Hirst’s factory-style studio churns out a massive quantity of work. The challenge is to find buyers for it. At the moment, as Cristina Ruiz of the Art Newspaper recently uncovered, the artist has more than $180 million worth of unsold work sitting in his London gallery. His decision to cut out his dealers and take his latest work straight to auction made perfect sense.

He could avoid adding to the glut of inventory sitting with his dealers, and at the same time attract new collectors – especially those from emerging markets like Russia and Asia. (An auction house like Sotheby’s has a much vaster reach than a commercial dealer.)

The strategy worked. Over two days of auctions, Hirst sold 220 works of art for $200.8 million, exceeding Sotheby’s high estimate of $177.6 million. Only three works failed to find buyers.

The novelty of the sale – it was the first time an artist has sold a substantial body of new work at auction like this – helped guarantee the kind of buzz that generates strong bidding.

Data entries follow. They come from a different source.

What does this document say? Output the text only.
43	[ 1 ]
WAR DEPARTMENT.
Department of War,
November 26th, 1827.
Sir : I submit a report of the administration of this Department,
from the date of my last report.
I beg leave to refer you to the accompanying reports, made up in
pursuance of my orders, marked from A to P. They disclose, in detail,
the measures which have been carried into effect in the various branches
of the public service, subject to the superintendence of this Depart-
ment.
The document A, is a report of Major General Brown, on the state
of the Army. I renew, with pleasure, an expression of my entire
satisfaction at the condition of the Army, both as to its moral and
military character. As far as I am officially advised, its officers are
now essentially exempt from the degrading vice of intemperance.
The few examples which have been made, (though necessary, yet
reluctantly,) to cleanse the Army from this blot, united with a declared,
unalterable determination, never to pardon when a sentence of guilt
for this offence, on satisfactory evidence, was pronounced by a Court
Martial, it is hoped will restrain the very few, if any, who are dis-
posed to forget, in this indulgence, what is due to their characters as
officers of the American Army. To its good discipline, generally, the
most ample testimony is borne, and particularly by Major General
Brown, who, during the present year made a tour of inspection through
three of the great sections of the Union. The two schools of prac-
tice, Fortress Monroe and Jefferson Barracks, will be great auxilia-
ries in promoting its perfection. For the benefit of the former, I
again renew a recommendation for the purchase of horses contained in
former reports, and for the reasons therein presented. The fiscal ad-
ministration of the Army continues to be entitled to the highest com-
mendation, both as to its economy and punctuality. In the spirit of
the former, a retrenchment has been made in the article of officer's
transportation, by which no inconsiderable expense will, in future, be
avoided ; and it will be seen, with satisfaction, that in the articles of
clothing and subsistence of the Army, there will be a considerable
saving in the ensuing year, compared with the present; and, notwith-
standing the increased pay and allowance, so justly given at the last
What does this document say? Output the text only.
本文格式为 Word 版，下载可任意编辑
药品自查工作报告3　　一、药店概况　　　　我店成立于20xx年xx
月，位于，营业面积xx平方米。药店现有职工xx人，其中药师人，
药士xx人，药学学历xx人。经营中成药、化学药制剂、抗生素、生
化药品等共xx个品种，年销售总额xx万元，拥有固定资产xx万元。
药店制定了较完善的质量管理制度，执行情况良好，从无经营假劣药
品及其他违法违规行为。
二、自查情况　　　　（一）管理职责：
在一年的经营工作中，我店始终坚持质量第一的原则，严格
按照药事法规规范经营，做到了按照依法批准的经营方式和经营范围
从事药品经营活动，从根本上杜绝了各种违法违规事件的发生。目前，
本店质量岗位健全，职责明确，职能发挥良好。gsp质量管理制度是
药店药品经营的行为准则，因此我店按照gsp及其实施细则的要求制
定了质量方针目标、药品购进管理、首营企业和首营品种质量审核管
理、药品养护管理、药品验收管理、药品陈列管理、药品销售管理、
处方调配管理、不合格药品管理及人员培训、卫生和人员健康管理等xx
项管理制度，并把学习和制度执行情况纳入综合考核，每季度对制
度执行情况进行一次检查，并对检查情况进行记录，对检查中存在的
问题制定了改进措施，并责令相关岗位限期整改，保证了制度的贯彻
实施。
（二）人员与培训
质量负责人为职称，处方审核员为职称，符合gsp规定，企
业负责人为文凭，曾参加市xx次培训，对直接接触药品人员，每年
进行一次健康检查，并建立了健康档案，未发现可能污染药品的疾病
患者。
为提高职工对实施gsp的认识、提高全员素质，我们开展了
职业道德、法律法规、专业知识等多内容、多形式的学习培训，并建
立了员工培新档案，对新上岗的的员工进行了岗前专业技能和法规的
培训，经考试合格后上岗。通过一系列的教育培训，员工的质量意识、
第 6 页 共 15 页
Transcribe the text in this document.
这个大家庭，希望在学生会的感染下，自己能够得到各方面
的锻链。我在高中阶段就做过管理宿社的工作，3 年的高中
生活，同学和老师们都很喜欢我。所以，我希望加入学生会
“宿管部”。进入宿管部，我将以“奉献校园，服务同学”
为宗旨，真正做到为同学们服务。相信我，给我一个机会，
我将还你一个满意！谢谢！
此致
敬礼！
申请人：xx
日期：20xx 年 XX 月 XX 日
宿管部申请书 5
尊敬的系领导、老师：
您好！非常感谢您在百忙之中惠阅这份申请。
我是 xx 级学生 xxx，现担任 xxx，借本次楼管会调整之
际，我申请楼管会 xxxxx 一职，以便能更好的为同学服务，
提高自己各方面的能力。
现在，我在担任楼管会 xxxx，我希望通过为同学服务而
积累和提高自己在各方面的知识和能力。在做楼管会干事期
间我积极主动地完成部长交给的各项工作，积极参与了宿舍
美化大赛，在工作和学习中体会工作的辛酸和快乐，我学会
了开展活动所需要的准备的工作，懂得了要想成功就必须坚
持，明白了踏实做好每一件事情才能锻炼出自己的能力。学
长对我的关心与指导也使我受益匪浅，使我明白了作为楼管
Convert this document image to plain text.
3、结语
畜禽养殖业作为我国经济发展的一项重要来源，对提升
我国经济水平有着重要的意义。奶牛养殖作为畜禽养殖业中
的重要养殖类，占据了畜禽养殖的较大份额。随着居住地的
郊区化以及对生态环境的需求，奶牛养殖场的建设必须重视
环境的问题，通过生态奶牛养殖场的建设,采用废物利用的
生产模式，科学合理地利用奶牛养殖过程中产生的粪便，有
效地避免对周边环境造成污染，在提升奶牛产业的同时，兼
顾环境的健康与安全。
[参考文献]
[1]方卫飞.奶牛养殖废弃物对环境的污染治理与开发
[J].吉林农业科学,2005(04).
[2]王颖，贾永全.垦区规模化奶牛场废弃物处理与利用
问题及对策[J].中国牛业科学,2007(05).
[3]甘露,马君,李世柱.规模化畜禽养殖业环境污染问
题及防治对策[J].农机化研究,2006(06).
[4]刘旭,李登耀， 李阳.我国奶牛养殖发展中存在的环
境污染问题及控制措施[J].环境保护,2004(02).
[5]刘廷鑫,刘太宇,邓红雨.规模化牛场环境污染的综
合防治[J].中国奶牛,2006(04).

The timing of the sale was pure genius. Yes, the financial markets were collapsing dramatically even as the auction unfolded. But when people sell stocks, they often fall for the idea that art is a safer, more durable investment.

Impressionist and modern art may be. But contemporary art is much more speculative. And the evidence suggests that, while a sinking economy usually causes a slight spike in the art market as wealthy investors put their money into luxuries like art, the art market eventually slides with the rest of the economy – usually after a delay of about six months.

So if Hirst was going to go public with a massive auction of recent work, now was the right time. He made sure of it, with a protracted publicity blitz in the lead-up to the sale.

Did the crazy spectacle of Monday and Tuesday represent a new low in the ongoing debasement of art?

Attaching monetary value to art is always irrational. In many people it breeds resentment. But then, as recent events suggest, irrationality pervades the entire economy.Continued…

Even as he profits from it, Hirst – like Andy Warhol and Jeff Koons before him – is obsessed with the relationship between money and art. It has become part of what his work is about. His diamond-encrusted skull called “For the Love of God,” which has an intrinsic value of $15 million, is only the most obvious example. (It wasn’t one of the pieces up for auction.)

For almost two decades, Hirst has been near the center of an extraordinary flourishing of art in Britain. He is not a great artist, but he is not all bad either. His best pieces combine images of visceral power or glamour – a shark, a bull, an orgy of diamonds – with palpable reminders of death or putrefaction.

“I’ve always adhered to the principle that the simplest ideas are the best,” he has said. And indeed, he is part of a generation of artists that has sought refuge in the literal – the thing itself – rather than in abstractions and symbols.

His great hero is Francis Bacon, who was a master at conveying an awareness of death through paint. Hirst, in a move typical of his generation, tries to convey a similar awareness not through paint but through . . . dead things. Like Bacon, he has a theatrical side, and no doubt enjoyed the theater of the auction – a very public roll of the dice.

I once asked Lucian Freud, a friend of Bacon, what he thought of Hirst. “I think he’s really capable,” he replied, adding: “There’s a sense with a lot of artists today that the public is potentially theirs, which is very interesting to me. ‘How can we woo them and involve them with something new?’ In an odd way it’s the same as it was a long time ago – say, in Hogarth’s time. ‘What can we do to get them interested? Shock and surprise them. . .’ “

The insight is valid: Hirst’s approach to the public is not unprecedented. It’s just that today there is a lot more money sloshing around.

While it is obvious by now that Hirst is an artist of great chutzpah but limited ideas, it’s also true that he has come up with a few pieces that have branded themselves onto the public imagination, especially in Britain – works like the dead sharks suspended in formaldehyde, the butterfly paintings, and the diamond skull.

This alone has been enough to make plenty of collectors eager to have a piece of him. Hirst, with a huge team of assistants and financial managers at his disposal, has happily obliged.